Lean Solutions Group has spent the last decade building its reputation as a people-first partner in the logistics industry. Its embedded teams became fixtures inside freight brokerages, 3PLs, and carriers across North America, powering back-office operations and customer service functions with nearshore talent.
But the company’s newest technology announcements, LeanTek AgentEdge and LeanTek Connect, signal a deliberate evolution. Lean is no longer just adding people to its customers’ operations; it is designing the technology that shapes how those people work.
CEO Jack Freker is straightforward about the shift. The company still deeply values its roots in staffing, but those roots now fuel something larger. “It’s a different Lean than five or ten years ago,” he said.
While the company once saw demand primarily for people augmentation, its embedded operators gained a front-row view into how freight operations really function. Lean saw the repetitive tasks that slowed teams down, the workflow gaps that caused errors, and the decision points where experience mattered more than automation. “This evolution is not just people, it’s technology. We’re empowering their teams with AI and improved workflows. It strengthens how teams work and their outcomes.”
Lean’s growth reflects that vision. With more than 10,000 employees across five countries and around 600 customers, most in logistics, the company is blending its process knowledge with the kind of tech development once reserved for venture-backed automation startups.
The difference, Lean argues, is that many software players aren’t native to supply chain operations and therefore overestimate what freight teams are ready for. “Everyone wants big results immediately,” Freker said, “but most organizations aren’t ready to make those changes.
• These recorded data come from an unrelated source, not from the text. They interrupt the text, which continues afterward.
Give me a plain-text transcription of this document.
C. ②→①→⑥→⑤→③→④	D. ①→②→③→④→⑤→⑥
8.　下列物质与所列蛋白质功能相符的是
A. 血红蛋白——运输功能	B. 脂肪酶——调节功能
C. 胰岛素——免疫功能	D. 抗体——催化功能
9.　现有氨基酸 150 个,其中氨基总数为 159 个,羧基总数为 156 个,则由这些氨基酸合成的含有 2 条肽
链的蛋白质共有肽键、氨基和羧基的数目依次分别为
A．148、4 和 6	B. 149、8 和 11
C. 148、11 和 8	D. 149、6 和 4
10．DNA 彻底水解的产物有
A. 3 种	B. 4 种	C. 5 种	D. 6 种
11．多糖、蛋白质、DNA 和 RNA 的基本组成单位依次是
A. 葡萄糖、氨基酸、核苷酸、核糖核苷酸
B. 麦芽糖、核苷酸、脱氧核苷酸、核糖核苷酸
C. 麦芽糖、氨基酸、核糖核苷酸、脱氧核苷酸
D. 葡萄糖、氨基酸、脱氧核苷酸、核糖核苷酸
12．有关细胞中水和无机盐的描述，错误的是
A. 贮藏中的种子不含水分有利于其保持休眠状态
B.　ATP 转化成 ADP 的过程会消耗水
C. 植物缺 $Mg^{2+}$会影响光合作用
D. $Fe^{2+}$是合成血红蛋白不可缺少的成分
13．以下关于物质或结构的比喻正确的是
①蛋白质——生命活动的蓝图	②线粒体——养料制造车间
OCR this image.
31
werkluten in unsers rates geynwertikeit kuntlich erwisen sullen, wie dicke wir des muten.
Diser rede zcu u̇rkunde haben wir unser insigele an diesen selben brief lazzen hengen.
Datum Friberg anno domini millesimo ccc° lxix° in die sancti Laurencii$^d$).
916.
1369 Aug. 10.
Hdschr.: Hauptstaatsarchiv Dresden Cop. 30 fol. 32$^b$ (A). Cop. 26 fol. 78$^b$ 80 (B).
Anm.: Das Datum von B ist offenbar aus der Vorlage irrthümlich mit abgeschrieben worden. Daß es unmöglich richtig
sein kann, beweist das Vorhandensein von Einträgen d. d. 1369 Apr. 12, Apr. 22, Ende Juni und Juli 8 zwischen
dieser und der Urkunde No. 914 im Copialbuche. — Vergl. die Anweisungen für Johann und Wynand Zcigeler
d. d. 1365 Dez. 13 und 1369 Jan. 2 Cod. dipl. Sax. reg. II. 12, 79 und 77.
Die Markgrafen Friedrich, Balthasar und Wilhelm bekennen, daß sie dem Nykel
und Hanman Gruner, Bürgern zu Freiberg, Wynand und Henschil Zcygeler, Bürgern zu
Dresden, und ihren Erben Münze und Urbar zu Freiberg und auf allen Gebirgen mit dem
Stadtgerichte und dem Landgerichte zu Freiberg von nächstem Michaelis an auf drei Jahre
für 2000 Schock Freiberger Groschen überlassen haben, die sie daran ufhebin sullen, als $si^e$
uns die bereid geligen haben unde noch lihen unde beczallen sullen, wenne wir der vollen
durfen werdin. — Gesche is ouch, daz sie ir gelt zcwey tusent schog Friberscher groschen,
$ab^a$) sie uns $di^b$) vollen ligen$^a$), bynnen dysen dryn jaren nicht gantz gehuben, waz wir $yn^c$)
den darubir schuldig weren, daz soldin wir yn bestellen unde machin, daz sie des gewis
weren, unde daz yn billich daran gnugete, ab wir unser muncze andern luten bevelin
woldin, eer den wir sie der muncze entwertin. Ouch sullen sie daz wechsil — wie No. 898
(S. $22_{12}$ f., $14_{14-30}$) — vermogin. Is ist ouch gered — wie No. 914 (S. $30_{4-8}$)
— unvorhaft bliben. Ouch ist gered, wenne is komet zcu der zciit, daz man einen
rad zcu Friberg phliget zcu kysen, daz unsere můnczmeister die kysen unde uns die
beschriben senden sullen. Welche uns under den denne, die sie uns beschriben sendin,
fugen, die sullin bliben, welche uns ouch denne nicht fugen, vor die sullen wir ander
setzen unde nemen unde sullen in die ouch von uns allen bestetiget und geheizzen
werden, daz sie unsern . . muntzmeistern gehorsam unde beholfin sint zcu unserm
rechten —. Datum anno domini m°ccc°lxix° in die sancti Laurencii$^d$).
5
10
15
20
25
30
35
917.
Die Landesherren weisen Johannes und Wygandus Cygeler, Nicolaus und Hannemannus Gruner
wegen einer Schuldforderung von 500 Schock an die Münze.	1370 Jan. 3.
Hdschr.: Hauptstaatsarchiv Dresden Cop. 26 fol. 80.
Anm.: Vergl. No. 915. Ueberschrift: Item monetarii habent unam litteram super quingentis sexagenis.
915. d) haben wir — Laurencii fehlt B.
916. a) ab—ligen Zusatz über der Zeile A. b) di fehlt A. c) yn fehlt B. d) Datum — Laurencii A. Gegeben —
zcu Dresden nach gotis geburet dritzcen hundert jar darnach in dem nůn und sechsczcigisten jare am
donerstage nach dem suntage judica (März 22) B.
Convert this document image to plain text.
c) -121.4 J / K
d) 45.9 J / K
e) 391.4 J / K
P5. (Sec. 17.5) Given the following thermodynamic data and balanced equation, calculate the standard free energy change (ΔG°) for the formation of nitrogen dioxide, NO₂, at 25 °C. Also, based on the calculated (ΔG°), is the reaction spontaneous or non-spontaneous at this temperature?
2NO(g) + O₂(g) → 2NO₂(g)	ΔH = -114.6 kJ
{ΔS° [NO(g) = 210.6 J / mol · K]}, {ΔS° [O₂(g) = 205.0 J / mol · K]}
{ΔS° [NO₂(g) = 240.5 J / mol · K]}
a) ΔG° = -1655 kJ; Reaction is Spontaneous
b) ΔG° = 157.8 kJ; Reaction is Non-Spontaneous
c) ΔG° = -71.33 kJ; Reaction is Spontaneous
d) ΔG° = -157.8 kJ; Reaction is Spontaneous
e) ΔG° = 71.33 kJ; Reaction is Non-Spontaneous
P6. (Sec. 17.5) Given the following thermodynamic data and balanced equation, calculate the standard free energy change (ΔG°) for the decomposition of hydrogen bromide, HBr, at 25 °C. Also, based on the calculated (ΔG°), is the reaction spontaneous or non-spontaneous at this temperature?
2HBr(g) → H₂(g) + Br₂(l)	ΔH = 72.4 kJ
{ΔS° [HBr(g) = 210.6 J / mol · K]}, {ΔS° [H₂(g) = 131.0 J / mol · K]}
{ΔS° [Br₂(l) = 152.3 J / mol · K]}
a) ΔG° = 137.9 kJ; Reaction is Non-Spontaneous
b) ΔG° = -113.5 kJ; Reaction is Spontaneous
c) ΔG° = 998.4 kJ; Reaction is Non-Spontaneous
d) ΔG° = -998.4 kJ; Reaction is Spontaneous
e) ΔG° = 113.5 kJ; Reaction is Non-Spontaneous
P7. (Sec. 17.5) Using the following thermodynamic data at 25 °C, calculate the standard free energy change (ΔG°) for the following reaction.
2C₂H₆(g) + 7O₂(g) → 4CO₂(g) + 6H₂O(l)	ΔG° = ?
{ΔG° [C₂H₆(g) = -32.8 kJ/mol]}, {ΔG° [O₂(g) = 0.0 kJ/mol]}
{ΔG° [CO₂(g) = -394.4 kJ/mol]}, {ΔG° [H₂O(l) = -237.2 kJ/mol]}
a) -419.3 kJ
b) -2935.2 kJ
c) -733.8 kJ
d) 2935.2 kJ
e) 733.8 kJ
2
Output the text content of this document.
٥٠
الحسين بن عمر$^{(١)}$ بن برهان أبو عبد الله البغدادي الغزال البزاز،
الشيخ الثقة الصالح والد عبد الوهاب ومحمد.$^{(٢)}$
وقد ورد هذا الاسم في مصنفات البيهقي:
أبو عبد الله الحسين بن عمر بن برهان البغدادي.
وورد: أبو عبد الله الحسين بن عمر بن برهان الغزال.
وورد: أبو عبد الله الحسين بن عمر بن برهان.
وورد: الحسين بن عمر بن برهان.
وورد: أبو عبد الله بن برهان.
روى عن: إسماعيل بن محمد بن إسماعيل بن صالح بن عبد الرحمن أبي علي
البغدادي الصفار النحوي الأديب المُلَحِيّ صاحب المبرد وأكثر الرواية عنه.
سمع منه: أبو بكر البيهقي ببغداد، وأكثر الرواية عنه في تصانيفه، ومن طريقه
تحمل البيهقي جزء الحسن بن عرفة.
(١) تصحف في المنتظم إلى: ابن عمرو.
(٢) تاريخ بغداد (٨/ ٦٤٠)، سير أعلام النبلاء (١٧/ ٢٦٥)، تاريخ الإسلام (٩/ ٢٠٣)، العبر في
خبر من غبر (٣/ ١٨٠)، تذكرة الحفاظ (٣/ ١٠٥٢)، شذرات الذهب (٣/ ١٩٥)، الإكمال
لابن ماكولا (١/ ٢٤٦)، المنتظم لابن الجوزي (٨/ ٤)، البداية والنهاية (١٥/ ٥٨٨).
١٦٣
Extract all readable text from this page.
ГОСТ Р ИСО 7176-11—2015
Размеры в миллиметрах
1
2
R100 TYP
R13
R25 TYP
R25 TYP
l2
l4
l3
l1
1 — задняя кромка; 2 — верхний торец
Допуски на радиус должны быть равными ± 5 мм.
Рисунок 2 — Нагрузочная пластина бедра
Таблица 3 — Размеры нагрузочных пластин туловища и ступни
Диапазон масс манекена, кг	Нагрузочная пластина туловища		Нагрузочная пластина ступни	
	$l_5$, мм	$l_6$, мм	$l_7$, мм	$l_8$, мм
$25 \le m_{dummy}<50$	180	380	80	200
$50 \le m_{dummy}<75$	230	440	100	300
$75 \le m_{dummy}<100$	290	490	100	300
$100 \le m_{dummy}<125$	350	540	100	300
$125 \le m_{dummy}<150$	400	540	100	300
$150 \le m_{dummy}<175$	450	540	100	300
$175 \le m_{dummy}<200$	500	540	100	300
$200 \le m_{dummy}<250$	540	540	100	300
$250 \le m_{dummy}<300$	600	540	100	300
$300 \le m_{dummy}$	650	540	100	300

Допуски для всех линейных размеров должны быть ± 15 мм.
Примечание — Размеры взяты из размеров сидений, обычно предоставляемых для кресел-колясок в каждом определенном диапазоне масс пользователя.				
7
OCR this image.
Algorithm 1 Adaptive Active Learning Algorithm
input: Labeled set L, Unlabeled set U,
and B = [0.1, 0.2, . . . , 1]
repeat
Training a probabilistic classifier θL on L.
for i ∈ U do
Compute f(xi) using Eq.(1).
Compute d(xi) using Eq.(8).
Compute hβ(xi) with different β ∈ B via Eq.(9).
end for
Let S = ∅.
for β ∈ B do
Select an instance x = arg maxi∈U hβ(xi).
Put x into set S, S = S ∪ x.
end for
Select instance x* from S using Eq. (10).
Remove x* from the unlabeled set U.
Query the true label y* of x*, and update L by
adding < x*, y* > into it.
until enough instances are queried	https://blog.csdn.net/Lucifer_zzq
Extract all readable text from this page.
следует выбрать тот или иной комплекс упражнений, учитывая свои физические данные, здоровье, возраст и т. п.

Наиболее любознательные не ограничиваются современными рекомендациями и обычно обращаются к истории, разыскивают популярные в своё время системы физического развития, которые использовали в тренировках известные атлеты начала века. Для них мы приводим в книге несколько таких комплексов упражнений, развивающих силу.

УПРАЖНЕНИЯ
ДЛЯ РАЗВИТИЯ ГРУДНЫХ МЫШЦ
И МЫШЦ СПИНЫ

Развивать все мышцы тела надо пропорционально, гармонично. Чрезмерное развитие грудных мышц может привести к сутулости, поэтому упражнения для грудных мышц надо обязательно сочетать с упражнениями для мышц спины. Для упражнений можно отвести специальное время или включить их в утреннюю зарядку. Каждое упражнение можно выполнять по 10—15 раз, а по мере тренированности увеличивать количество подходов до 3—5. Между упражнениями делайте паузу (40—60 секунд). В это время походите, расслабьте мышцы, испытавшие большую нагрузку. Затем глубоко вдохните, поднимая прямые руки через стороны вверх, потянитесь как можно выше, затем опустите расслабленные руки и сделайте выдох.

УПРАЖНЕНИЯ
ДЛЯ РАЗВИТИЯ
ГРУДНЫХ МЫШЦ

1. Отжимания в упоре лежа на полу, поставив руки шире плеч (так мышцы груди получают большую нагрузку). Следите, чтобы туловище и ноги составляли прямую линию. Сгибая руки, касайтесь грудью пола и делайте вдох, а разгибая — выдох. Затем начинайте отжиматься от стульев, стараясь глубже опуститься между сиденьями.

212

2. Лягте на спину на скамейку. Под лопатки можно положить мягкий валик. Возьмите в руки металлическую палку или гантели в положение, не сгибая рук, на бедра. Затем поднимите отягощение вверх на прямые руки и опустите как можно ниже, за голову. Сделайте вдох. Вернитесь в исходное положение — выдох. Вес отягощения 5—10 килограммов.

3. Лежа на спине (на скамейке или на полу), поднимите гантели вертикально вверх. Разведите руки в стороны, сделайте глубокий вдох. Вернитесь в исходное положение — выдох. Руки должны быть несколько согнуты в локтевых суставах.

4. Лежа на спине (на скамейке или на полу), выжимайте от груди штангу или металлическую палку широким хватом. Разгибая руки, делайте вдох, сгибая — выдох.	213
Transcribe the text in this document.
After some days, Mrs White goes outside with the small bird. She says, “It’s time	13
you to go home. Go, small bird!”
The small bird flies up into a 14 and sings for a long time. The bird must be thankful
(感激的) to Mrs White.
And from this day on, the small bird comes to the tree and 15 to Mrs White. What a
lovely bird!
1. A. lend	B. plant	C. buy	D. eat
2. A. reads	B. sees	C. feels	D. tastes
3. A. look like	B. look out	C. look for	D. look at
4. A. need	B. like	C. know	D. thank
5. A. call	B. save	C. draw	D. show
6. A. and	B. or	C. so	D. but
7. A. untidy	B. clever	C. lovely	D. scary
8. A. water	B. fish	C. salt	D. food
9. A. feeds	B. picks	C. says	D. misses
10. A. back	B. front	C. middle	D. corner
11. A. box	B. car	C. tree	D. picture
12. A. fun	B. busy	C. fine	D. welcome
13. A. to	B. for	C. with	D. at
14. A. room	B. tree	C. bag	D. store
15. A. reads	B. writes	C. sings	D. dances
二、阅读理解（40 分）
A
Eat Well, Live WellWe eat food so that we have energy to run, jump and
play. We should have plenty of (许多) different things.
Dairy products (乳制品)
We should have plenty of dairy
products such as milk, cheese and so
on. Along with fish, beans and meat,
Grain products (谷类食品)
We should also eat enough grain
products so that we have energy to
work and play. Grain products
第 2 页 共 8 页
It’s a journey, not a destination.”
AgentEdge, Lean’s AI-enabled workflow platform, was built with this reality in mind. It is designed to be introduced gradually, starting with the tasks and workflows that are most likely to succeed with automation. According to Freker, customers want the benefits of AI, faster processing, fewer manual touches, predictive insights, but often lack the internal readiness. Lean has begun each deployment by assessing where AI can realistically take hold, not where it merely sounds impressive.
Alfonso Quijano, one of the leaders shaping LeanTek’s technology strategy, says this practical approach is exactly why adoption is accelerating. Logistics, he notes, is not a highly standardized environment. Exception rates are high, and customer interactions require nuance. “The idea that you can just throw an AI into the system and have it manage your most critical processes is crazy talk,” he said. The future Lean envisions is not one where AI replaces operations teams but one where human workers gain new skill sets as they train and interact with AI. In an industry where burnout is common, Quijano says introducing modern tools can make day-to-day work more engaging.